Managing Intense Emotional Episodes

Objective

To effectively manage emotionally intense episodes by creating a plan to identify warning signs and triggers.

You Should Know

Do you experience intense emotional episodes? As if an “emotional tornado.”

One minute you feel fine–but then the tornado hits. You might become angry, overwhelmed, or want to hurt yourself or someone else.

You might not understand why this happens, and you may not predict when these outbursts will happen.

It might seem like little things trigger the episodes. Keeping up with emotional changes, especially on bad days, can exhaust you.

You might feel you are on an emotional roller coaster 24 hours a day, seven days a week. Sights, thoughts, or conversations with other people can lead to emotional upheaval and significant distress.

Here are some suggestions for dealing with the intensity of your “emotional tornadoes” so you can manage these episodes more effectively.

1. Identify warning signs. First, notice when you might be vulnerable to episodes; for example, when you are lacking sleep, arguing with a loved one, or experiencing stress at work.

2. Notice triggers. Pay attention to events or things that “set off” an episode. Identifying patterns is helpful to deal with episodes before they happen or become out of control. For example, certain conversation topics might upset you.

3. Take precautions. There are things you can do to protect yourself. For example, you might choose to avoid certain people or places when you know you are vulnerable to an episode. You might take extra time to take care of yourself by getting more rest or distracting yourself by watching a movie.

What to Do?

First, answer the following questions.

👉What in your life makes it likely you will have an episode?

👉When are you most vulnerable? When you are hungry, angry, lonely, or tired? Be specific.

👉Are there people who trigger you? Who?

👉Are there people who influence you to make risky decisions or engage in harmful behaviors? Who?

👉What types of situations or kinds of comments set you off?

👉Are there conversation topics that upset you? Explain.

👉Are you triggered by scents or smells? Songs? Anything else you can think of?

👉Are there people, situations, or events you simply need to avoid? Explain.
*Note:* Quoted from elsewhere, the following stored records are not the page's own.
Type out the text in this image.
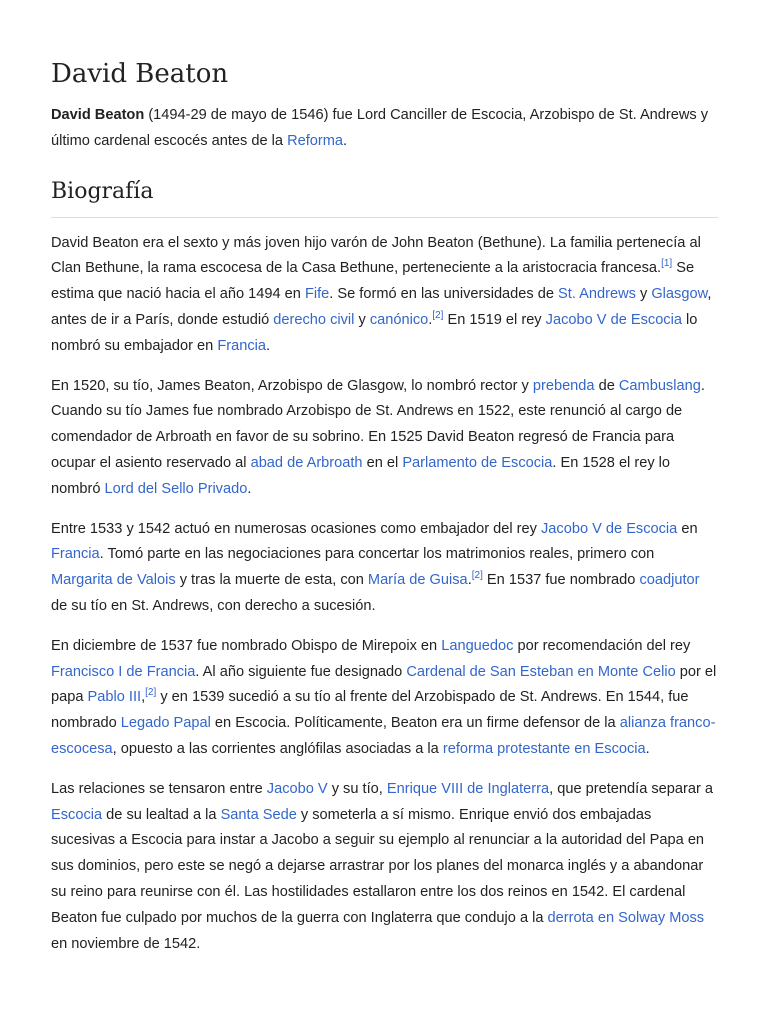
David Beaton

David Beaton (1494-29 de mayo de 1546) fue Lord Canciller de Escocia, Arzobispo de St. Andrews y último cardenal escocés antes de la Reforma.

Biografía

David Beaton era el sexto y más joven hijo varón de John Beaton (Bethune). La familia pertenecía al Clan Bethune, la rama escocesa de la Casa Bethune, perteneciente a la aristocracia francesa.[1] Se estima que nació hacia el año 1494 en Fife. Se formó en las universidades de St. Andrews y Glasgow, antes de ir a París, donde estudió derecho civil y canónico.[2] En 1519 el rey Jacobo V de Escocia lo nombró su embajador en Francia.

En 1520, su tío, James Beaton, Arzobispo de Glasgow, lo nombró rector y prebenda de Cambuslang. Cuando su tío James fue nombrado Arzobispo de St. Andrews en 1522, este renunció al cargo de comendador de Arbroath en favor de su sobrino. En 1525 David Beaton regresó de Francia para ocupar el asiento reservado al abad de Arbroath en el Parlamento de Escocia. En 1528 el rey lo nombró Lord del Sello Privado.

Entre 1533 y 1542 actuó en numerosas ocasiones como embajador del rey Jacobo V de Escocia en Francia. Tomó parte en las negociaciones para concertar los matrimonios reales, primero con Margarita de Valois y tras la muerte de esta, con María de Guisa.[2] En 1537 fue nombrado coadjutor de su tío en St. Andrews, con derecho a sucesión.

En diciembre de 1537 fue nombrado Obispo de Mirepoix en Languedoc por recomendación del rey Francisco I de Francia. Al año siguiente fue designado Cardenal de San Esteban en Monte Celio por el papa Pablo III,[2] y en 1539 sucedió a su tío al frente del Arzobispado de St. Andrews. En 1544, fue nombrado Legado Papal en Escocia. Políticamente, Beaton era un firme defensor de la alianza franco-escocesa, opuesto a las corrientes anglófilas asociadas a la reforma protestante en Escocia.

Las relaciones se tensaron entre Jacobo V y su tío, Enrique VIII de Inglaterra, que pretendía separar a Escocia de su lealtad a la Santa Sede y someterla a sí mismo. Enrique envió dos embajadas sucesivas a Escocia para instar a Jacobo a seguir su ejemplo al renunciar a la autoridad del Papa en sus dominios, pero este se negó a dejarse arrastrar por los planes del monarca inglés y a abandonar su reino para reunirse con él. Las hostilidades estallaron entre los dos reinos en 1542. El cardenal Beaton fue culpado por muchos de la guerra con Inglaterra que condujo a la derrota en Solway Moss en noviembre de 1542.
👉If you cannot avoid them completely, are there other people you can have around that can act as “buffers?”

👉Do you need to rearrange your schedule in some way? If yes, describe what you can do.

👉 What can you do differently to ensure you get enough sleep? Eat a healthy diet? Exercise? What can you do to avoid loneliness?

👉Are there things you can do to better tolerate loneliness?

👉What else can you do to protect yourself? For instance, surround yourself with positive people or take up a spiritual practice.

Now, refer to your answers above and create a plan to manage or avoid intense episodes.

1. Identify warning signs (e.g., lack of sleep, stressful workday, overly hungry):

2. Notice triggers (e.g., watching the news, scrolling through social media, talking to a family member):

3. Take precautions (e.g., avoid certain situations, distract yourself, exercise)

Note: Discipline is the basic set of tools to solve life’s problems.